Quicksand
- First edition
- Author: Malin Persson Giolito
- Original title: Störst av allt
- Language: Swedish
- Genre: Thriller
- Publisher: Wahlström & Widstrand (Swedish edition) Other Press (English edition)
- Publication date: 7 July, 2016 (Swedish edition) 7 March, 2017 (English edition)
- Publication place: Sweden
- Pages: 512 (English edition)
- ISBN: 1590518578 (English edition)
- OCLC: 1026298978

= Quicksand (Persson Giolito novel) =

2016 novel by Malin Persson Giolito

Quicksand (Swedish: Störst av allt) is a novel by Malin Persson Giolito. It was originally published on 7 July, 2016 by Wahlström & Widstrand in Swedish. An English translation was published on 7 March, 2017 by Other Press. The plot centers on an 18 year old girl on trial for a school shooting.

==Reception==
The book received the 2016 Best Swedish Crime Novel Award and the 2017 Glass Key award.

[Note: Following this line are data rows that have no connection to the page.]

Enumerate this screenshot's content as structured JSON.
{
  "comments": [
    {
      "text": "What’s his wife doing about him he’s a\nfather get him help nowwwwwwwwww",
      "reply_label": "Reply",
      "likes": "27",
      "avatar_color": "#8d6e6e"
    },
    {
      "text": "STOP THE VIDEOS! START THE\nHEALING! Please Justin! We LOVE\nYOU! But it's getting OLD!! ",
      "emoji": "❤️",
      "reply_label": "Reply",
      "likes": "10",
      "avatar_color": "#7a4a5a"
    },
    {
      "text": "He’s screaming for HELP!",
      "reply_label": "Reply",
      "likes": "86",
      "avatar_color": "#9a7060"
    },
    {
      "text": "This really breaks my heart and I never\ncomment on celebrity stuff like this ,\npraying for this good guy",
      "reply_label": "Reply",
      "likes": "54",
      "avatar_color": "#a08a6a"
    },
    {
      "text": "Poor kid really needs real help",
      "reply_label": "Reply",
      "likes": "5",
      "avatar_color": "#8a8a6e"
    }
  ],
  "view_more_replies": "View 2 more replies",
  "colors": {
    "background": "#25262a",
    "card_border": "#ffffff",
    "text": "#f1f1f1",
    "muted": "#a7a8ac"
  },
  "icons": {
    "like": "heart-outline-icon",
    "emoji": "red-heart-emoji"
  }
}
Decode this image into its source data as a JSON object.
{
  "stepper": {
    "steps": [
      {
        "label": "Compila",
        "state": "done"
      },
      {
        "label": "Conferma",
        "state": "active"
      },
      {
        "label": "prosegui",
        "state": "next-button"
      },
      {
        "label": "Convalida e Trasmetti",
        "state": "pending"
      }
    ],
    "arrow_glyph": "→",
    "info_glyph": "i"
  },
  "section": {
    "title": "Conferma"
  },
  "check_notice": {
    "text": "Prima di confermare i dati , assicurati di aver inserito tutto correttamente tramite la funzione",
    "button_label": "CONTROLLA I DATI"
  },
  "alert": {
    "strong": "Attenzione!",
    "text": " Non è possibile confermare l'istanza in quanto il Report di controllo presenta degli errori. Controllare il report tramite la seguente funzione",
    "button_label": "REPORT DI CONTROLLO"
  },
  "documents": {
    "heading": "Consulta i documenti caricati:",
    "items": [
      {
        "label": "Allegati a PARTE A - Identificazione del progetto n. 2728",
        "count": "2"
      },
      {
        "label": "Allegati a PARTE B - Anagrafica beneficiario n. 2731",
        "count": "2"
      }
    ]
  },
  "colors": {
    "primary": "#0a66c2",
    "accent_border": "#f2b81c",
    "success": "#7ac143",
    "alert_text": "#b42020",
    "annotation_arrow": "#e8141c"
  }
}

Kirkus Reviews said that "Giolito gives us the unsettling monologue of a teenage girl as she works her way through her role in murder. It is a splendid work of fiction."

==Adaptation==
In September 2017, it was announced that Netflix had ordered an adaptation of the novel to be developed into an eponymous series, Quicksand, and would partner with FLX to produce the series. The series premiered on April 5, 2019.